When, in fact, he was so much ahead of his time that many of his discoveries has not yet had time to sink in… His thoughts still offer resistance, they are challenging. (Although a lot has also become part of the usual vocabulary, of course, and of the usual way we are looking at ourselves and each other.)
And he was a man of his time, as well.
I want to write something about this picture… Is that an original snob, believe me? Anyway, I’ve been saving on it for a long time, it means something to me that I’m not sure is the same as for the author, but I think so, in the same direction…
I think of the term “inflation”, it’s not exactly a psychological word, but I’ve seen it a couple of times when you talk about spiritual ideals and ambition. Even with Freud, I think firmly?, when he writes about “almost love”. That is, this perfect sympathy that one should have for everything o everyone. But above all, I think of what I think is, like, the only psychoanalytic examination of specifically the new-age/newage philosophy of life: “New Age Thinking” (1996), by M.D. Faber. This is how he writes, among other things… (Look, look…) …

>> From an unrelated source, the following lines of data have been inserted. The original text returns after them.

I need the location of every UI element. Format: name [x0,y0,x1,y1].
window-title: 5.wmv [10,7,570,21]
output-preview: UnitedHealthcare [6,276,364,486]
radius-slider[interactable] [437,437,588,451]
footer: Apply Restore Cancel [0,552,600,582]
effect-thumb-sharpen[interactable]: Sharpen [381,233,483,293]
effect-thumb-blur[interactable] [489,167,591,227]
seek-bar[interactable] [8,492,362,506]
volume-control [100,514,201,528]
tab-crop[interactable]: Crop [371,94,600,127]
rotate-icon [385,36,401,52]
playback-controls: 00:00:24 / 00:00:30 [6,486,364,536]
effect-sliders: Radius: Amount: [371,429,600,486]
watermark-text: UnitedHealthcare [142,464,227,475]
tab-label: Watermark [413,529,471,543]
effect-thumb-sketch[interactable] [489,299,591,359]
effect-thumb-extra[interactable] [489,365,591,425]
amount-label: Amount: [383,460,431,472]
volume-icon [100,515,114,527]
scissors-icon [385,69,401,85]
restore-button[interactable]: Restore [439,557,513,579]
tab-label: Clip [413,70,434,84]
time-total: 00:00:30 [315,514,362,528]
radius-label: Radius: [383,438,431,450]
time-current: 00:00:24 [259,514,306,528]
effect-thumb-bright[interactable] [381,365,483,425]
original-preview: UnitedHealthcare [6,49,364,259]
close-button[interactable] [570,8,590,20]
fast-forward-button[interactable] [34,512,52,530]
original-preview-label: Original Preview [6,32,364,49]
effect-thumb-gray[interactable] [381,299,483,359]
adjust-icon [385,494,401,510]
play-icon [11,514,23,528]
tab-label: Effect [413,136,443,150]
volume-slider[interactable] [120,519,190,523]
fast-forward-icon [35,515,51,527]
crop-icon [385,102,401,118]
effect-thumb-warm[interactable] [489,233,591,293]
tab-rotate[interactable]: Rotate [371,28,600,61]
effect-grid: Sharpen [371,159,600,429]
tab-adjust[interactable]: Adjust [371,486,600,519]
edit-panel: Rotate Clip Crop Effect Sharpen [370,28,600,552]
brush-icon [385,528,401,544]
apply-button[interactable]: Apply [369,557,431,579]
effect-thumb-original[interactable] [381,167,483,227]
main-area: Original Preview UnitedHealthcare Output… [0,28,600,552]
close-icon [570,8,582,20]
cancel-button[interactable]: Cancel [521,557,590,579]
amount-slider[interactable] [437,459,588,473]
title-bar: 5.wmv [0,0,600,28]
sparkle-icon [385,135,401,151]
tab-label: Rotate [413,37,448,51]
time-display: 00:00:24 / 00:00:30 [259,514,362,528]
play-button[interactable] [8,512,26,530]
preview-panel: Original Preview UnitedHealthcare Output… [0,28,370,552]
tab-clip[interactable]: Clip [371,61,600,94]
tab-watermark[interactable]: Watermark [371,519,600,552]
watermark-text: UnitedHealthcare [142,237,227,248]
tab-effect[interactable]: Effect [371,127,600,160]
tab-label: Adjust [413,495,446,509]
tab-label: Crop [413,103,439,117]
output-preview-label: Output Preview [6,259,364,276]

“From the psychoanalytic angle, three items stand out clearly; first, we have an overarching presence of infantile omnipotence, the egocentric, unconscious belief in one’s unlimited powers […]; second, we have the urge to fuse regressively with the environment, to attach oneself to the surrounding world (universe) in a way that denies, erases, cancels out the ever-present sense of separation which the cronologically mature individual must cope with during the course of his days on the planet; third, we have a longing for narcissistic inflation, the longing to go about in the belief that one is somehow magical, wonderful […] as opposed to being simply another regular person in the world.”
The tricky thing about such psychological “inflation”, if there is no coverage for the so-called, whether it is the ideal to be able to have a high un pure love and acceptance of everything you meet, or your own imminent perfection, is that there is gladly to be some “junk” that needs to be deposited somewhere. According to the simple psychologically therapeutic rule that when something is too much in one direction, excessively, where has the other gone?